While exploratory, our implementation outcomes provide useful information to scale-up and spread innovative healthcare interventions [27]. By incorporating our suggestions to address shortcomings, we can promote sustainability, success and improved patient outcomes [28,29,30]. We recognize that not all elements of CFIR or RE-AIM were evaluated and that this may limit our ability to effectively integrate specific elements that can be helpful in long-term dissemination. However, our experience provides formative information for others to consider in implementing telemedicine in other venues, including primary and specialty care using the above-noted frameworks:

  1. a.

    Disseminating an evidence-based intervention: This exploratory data demonstrates that the intervention characteristics (CFIR) from a provider and patient participant standpoint were favorable suggesting that the Healthy Lifestyle Program can be scaled favorably to other centers.
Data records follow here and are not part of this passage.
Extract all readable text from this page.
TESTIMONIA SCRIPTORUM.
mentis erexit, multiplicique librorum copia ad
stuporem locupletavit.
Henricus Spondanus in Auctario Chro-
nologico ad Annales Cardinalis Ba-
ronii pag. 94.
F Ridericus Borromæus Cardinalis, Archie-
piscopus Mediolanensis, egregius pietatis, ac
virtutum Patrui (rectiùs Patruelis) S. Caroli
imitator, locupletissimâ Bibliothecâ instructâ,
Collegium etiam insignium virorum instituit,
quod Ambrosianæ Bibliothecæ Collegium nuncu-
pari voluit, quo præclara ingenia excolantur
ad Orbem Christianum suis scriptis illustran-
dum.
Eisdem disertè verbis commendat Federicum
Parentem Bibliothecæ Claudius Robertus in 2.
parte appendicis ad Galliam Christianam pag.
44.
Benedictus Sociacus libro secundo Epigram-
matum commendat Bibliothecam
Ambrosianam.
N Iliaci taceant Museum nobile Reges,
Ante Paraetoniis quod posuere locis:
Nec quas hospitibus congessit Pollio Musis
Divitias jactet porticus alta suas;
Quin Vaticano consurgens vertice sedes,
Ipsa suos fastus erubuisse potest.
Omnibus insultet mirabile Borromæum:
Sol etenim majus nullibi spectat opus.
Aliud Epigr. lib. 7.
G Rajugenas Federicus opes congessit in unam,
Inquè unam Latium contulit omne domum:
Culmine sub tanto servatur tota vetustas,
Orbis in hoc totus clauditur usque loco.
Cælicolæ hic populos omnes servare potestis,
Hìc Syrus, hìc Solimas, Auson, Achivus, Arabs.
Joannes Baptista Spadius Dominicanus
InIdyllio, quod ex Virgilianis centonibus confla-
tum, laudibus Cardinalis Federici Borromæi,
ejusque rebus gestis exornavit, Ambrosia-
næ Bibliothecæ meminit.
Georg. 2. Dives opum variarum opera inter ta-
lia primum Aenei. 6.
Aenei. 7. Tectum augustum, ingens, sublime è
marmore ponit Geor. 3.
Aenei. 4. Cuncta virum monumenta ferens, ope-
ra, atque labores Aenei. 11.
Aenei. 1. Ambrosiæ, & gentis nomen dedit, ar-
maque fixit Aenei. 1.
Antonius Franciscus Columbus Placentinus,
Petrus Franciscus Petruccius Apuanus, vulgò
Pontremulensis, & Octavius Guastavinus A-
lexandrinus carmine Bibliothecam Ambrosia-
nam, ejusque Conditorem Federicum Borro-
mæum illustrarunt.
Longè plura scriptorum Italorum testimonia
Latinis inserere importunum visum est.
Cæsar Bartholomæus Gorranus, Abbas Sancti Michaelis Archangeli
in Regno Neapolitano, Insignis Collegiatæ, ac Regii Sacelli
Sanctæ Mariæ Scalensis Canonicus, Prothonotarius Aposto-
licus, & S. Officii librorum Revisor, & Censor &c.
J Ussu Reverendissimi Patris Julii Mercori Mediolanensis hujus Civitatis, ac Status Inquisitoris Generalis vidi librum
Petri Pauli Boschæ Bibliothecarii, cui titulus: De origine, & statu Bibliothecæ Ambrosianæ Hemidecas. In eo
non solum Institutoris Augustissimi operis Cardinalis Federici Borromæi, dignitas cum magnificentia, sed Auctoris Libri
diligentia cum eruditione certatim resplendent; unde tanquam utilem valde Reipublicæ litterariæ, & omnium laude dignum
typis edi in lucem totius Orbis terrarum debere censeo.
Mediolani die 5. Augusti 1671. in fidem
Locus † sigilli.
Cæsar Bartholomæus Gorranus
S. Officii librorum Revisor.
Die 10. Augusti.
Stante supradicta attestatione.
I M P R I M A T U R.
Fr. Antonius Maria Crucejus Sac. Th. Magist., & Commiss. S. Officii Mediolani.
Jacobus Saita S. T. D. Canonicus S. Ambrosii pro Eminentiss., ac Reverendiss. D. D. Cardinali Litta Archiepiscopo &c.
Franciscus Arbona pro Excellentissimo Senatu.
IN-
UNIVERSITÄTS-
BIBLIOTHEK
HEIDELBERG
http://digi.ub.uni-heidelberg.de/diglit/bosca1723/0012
Importantly, our results suggested that staff had favorable attitudes and confidence in adopting the intervention (RE-AIM).

  2. b.

    Patient/staff engagement: The lack of a face-to-face encounters led to depersonalization, suggesting a need and value of periodic in-person visits for patient. Rather than the entire intervention be conducted remotely, a hybrid in-person/remotely delivered program could promote social engagement and connectedness among participants, but also among staff (RE-AIM). However, only a future trial could best test this delivery strategy.

  3. c.

    Enhancing organizational culture: Our experience noted that mixing telemedicine visits with on-site visits led to consider stress and inefficiencies amongst staff (CFIR). Block scheduling (e.g., all telemedicine visits occurring in sequence) could easily overcome these challenges.

  4. d.

    Overcoming organizational stress: Key barriers to successful implementation of telemedicine-based interventions include the need for a dedicated space for telemedicine to eliminate potential distractions. Our experience suggested that conducting telemedicine in large workspaces leads to distractions and considerable stress to study staff (CFIR).

  5. e.

    Increasing reach: Current 1:1 sessions reduce the potential reach of participants and should be reserved for those needing personalized therapy (RE-AIM). Group remotely delivered sessions can reduce staff burden and fatigue but increase the ability to reach more people with limited resources.

Conclusions

Applying implementation evaluation frameworks such as CFIR and RE-AIM in our pragmatic pilot intervention of a telemedicine-delivered wellness intervention provided data in our pre-implementation phase that could inform future trial sustainability and spread not only locally, but to other centers and other specialties. Our approach is novel in that it incorporates elements of implementation science in a rural academic infrastructure that, to our knowledge, has not been fully explored that could be helpful to enhance obesity care within a specialty, rural care environment to provide data on how to maximize the impact of practice-based interventions.